Lo primero y más importante era bastante evidente: necesitaba aprender por lo menos cómo contrarrestar la magia del alma, en caso de no ser sorprendido de nuevo cuando tratara con Red Robe. Preferiblemente, también quería descubrir qué hacía exactamente Red Robe con la araña y, si fuera posible, revertirlo. Todavía contaba con la lista de Kael de las personas que podían ayudarlo en ese sentido, y todas ellas estaban convenientemente fuera de Cyoria.
El segundo fue igual de crucial. Cualquier conocimiento sobre el bucle temporal que la matriarca lograra obtener a sus espaldas, casi con certeza, lo consiguió arrancándolo de la mente de alguien. De alguien que no era la Ropa Roja, probablemente un par de personas normales que desconocían el bucle, pero que aún mantenían una pequeña parte del enigma. Si pudiera identificar a esas personas clave y leer sus pensamientos, descubriría cuál era el gran secreto. En otras palabras, necesitaba desarrollar su magia mental, aunque las éticas quedaran en segundo plano. No creía poder hacerlo solo, por lo que tendría que buscar otras redes de aranea para ello.
Por último, era humiliantemente débil frente a la Ropa Roja en su último encuentro, y si el otro mago no hubiera cometido algunos errores graves al enfrentarse a él, probablemente habría sido completamente derrotado. Necesitaba mejores trampas y tácticas de emboscada, habilidades de combate superiores para no estar completamente condenado cuando esas emboscadas fracasaran, y magias de movimiento más eficientes para retirarse y escapar cuando esas habilidades no fueran suficientes. Según su parecer, la única forma efectiva de mejorar en esto era con práctica constante — en otras palabras, salir y buscar problemas. El único inconveniente era que eso iba en contra de casi todos sus instintos.
Pero de todos modos tendría que hacerse. Consideraba que adentrarse en la Mazmorra y empezar varias reinicios para explorar la tierra salvaje al norte sería un buen comienzo, y más adelante decidiría adonde ir desde allí.
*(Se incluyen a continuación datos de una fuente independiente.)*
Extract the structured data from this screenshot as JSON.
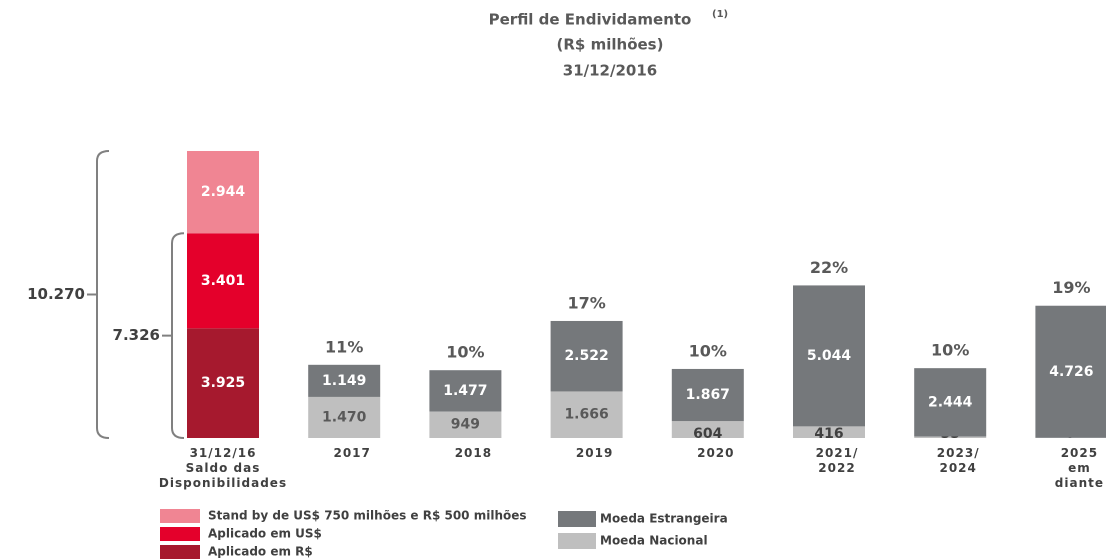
{
  "chart_data": {
    "type": "bar",
    "stacked": true,
    "title": "Perfil de Endividamento",
    "title_note": "(1)",
    "subtitle": "(R$ milhões)",
    "date": "31/12/2016",
    "categories": [
      [
        "31/12/16",
        "Saldo das",
        "Disponibilidades"
      ],
      [
        "2017"
      ],
      [
        "2018"
      ],
      [
        "2019"
      ],
      [
        "2020"
      ],
      [
        "2021/",
        "2022"
      ],
      [
        "2023/",
        "2024"
      ],
      [
        "2025",
        "em",
        "diante"
      ]
    ],
    "series": [
      {
        "name": "Stand by de US$ 750 milhões e R$ 500 milhões",
        "color": "#f08593",
        "label_color": "#ffffff",
        "values": [
          2944,
          null,
          null,
          null,
          null,
          null,
          null,
          null
        ],
        "value_labels": [
          "2.944",
          null,
          null,
          null,
          null,
          null,
          null,
          null
        ]
      },
      {
        "name": "Aplicado em US$",
        "color": "#e4002b",
        "label_color": "#ffffff",
        "values": [
          3401,
          null,
          null,
          null,
          null,
          null,
          null,
          null
        ],
        "value_labels": [
          "3.401",
          null,
          null,
          null,
          null,
          null,
          null,
          null
        ]
      },
      {
        "name": "Aplicado em R$",
        "color": "#a6192e",
        "label_color": "#ffffff",
        "values": [
          3925,
          null,
          null,
          null,
          null,
          null,
          null,
          null
        ],
        "value_labels": [
          "3.925",
          null,
          null,
          null,
          null,
          null,
          null,
          null
        ]
      },
      {
        "name": "Moeda Estrangeira",
        "color": "#75787b",
        "label_color": "#ffffff",
        "values": [
          null,
          1149,
          1477,
          2522,
          1867,
          5044,
          2444,
          4726
        ],
        "value_labels": [
          null,
          "1.149",
          "1.477",
          "2.522",
          "1.867",
          "5.044",
          "2.444",
          "4.726"
        ]
      },
      {
        "name": "Moeda Nacional",
        "color": "#bfbfbf",
        "label_color": "#595959",
        "values": [
          null,
          1470,
          949,
          1666,
          604,
          416,
          55,
          7
        ],
        "value_labels": [
          null,
          "1.470",
          null,
          "1.666",
          null,
          null,
          null,
          null
        ]
      }
    ],
    "shares": {
      "values": [
        null,
        11,
        10,
        17,
        10,
        22,
        10,
        19
      ],
      "value_labels": [
        null,
        "11%",
        "10%",
        "17%",
        "10%",
        "22%",
        "10%",
        "19%"
      ]
    },
    "brackets": [
      {
        "value": 10270,
        "label": "10.270"
      },
      {
        "value": 7326,
        "label": "7.326"
      }
    ]
  }
}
De acuerdo con esas metas, decidió que su tercer reinicio después de la aranea sería algo más sistemático que sus anteriores recorridos. Después de marcar en un mapa las ubicaciones de los aliados de Kael, eligió una ciudad de tamaño medio llamada Knyazov Dveri como su próximo destino. La ciudad estaba cerca de la naturaleza salvaje del norte y contaba con un acceso notable a una mazmorra, por lo que tendría muchas oportunidades para practicar sus habilidades de combate; además, se encontraba sobre un pozo de maná de rango 2, que, aunque bastante escaso en comparación con otros, era mejor que nada; y, por último, estaba aproximadamente en el centro de una dispersa nube de aliados de Kael repartidos por toda la región, por lo que tendría fácil acceso a ellos en caso de que el de la ciudad resultara ser un callejón sin salida. Hasta donde Zorian podía ver, era un lugar ideal para comenzar.
Al día siguiente, teleportó a la ciudad más cercana alcanzable con su hechizo de teletransporte y partió en dirección a su objetivo.